原文链接：https://www.leahy.club/archives/spark-core-applicationmaster

源文件：SparkSubmit.scala
SparkSubmit是一个伴生对象，可以静态地访问其属性和方法。SparkSubmit是Spark程序运行起来之后或者打开Spark Shell之后启动的第一个进程。可以通过jps查看，后台中是存在SparkSubmit进程的。

针对Yarn集群部署的cluster模式

-- SparkSubmit.scala
//启动进程
-- main(args:Array[String]) //args参数就是我们提交应用程序时提交的参数
	-- new SparkSubmitArguments() //对args进行解析、封装
	-- submit() //提交
		-- prepareSubmitEnvironment //准备提交环境
			-- childMainClass = "org.apache.spark.deploy.yarn.Client" //Yarn集群部署cluster模式
			-- childMainClass = orgs.mainClass //Yarn集群部署client模式，那么这个class实际就是我们在提交spark任务时配置的主类
		-- doRunMain(runMain()) //运行主程序
			-- mainClass = Utils.classForName(childMainClass) //反射加载类，Yarn client的主类或者提交的任务的主类
			-- mainclass.getMethod("main", new Array[String](0).getClass) //反射获取main方法
			-- mainMethod.invoke() //反射执行main方法
			
-- Client.scala //运行mainMethod.invoke()之后
-- main()
	-- new ClientArguments(argStrings) //封装运行参数
	-- new Client() //创建client对象
		-- yarnClient = YarnClient.createYarnClient()
	-- client.run()
		-- submitApplication() //运行client并提交应用
			// 封装指令 command = bin/java org.apache.spark.deploy.yarn.ApplicationMaster (cluster模式)
			// 或者	 command = bin/java org.apache.spark.deploy.yarn.ExecutorLauncher (client模式)
			-- createContainerLaunchContext
			-- createApplicationSubmissionContext
			-- yarnClient.submitApplication(appContext) //Yarn客户端向Yarn提交应用（实质上是提交给RM了）

结合源码详解：

Spark应用程序的入口是SparkSubmit.scala，其main方法如下所示：

override def main(args: Array[String]): Unit = {
    // 对提交的应用程序的参数进行封装
    val appArgs = new SparkSubmitArguments(args)
    if (appArgs.verbose) {
      // scalastyle:off println
      //打印参数信息
      printStream.println(appArgs)
      // scalastyle:on println
    }
    appArgs.action match {
        //对appArgs中的action参数进行模式匹配
      case SparkSubmitAction.SUBMIT => submit(appArgs)
      case SparkSubmitAction.KILL => kill(appArgs)
      case SparkSubmitAction.REQUEST_STATUS => requestStatus(appArgs)
    }
  }

首先来看看main方法中的SparkSubmitArguments.scala，如下代码所示。在参数配置类中可以看到master：设置集群管理方式；executorCores:设置Executor的核心数等参数。

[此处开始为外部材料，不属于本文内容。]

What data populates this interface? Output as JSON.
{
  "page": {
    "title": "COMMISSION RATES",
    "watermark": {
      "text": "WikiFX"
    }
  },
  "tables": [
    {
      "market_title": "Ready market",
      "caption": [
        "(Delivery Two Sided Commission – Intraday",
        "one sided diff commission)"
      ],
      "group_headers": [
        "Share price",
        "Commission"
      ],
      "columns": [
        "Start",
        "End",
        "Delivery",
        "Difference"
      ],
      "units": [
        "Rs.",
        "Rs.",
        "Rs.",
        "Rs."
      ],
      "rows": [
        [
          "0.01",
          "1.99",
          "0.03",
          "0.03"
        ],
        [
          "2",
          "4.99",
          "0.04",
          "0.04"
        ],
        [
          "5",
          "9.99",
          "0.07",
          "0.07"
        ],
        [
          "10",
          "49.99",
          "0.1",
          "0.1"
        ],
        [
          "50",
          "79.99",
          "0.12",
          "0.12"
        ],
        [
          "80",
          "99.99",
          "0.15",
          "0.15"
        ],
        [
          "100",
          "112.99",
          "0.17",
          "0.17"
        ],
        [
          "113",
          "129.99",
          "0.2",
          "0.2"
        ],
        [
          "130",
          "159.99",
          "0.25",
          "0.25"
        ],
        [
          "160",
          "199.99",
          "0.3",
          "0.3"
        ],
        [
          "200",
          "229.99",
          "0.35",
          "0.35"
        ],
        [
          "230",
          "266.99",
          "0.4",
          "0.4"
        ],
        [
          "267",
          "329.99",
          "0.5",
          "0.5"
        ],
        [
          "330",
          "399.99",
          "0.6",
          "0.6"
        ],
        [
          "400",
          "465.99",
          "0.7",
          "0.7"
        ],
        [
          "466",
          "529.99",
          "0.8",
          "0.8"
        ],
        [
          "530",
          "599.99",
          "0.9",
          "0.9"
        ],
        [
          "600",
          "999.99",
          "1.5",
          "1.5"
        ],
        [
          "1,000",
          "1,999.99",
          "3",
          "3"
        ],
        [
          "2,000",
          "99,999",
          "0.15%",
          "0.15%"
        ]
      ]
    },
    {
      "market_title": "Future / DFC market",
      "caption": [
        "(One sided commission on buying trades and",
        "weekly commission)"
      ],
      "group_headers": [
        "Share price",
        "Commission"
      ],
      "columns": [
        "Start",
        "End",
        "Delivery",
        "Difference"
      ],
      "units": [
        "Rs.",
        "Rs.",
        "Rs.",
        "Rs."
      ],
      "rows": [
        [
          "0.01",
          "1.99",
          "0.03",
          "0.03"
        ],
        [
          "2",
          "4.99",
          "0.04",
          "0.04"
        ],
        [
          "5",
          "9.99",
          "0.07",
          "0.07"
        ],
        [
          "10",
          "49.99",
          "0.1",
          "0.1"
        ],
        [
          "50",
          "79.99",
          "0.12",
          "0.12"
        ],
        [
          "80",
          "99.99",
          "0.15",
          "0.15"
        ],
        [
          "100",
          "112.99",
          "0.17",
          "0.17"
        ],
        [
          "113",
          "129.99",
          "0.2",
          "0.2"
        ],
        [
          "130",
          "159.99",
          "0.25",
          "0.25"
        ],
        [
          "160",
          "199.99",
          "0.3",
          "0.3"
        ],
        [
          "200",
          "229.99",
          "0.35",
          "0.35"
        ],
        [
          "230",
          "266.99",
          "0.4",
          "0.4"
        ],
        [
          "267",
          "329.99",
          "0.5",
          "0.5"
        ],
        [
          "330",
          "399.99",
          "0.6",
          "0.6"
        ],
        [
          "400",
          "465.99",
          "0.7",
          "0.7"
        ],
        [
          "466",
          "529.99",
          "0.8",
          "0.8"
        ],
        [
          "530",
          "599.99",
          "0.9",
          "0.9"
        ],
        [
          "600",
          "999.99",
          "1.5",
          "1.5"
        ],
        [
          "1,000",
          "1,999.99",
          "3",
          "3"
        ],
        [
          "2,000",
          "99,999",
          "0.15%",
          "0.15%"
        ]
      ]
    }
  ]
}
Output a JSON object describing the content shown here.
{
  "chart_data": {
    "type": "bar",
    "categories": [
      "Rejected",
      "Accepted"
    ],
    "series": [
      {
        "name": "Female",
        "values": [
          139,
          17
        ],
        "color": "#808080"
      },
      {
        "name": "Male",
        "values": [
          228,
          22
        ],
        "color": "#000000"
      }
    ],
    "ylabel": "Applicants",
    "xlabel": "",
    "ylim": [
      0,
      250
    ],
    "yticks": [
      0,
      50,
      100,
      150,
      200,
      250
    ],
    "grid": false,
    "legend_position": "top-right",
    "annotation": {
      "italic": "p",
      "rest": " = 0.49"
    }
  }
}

private[deploy] class SparkSubmitArguments(args: Seq[String], env: Map[String, String] = sys.env)
  extends SparkSubmitArgumentsParser {
  var master: String = null
  var deployMode: String = null
  var executorMemory: String = null
  var executorCores: String = null
  var totalExecutorCores: String = null
....

接下来看看SparkSubmitAction.SUBMIT模式对应的submit方法具体内容。如下代码所示。其中关键的看runMain方法，因为代码无论怎么执行都会进入这个方法。

private def submit(args: SparkSubmitArguments): Unit = {
    //准备submit的参数
    val (childArgs, childClasspath, sysProps, childMainClass) = prepareSubmitEnvironment(args)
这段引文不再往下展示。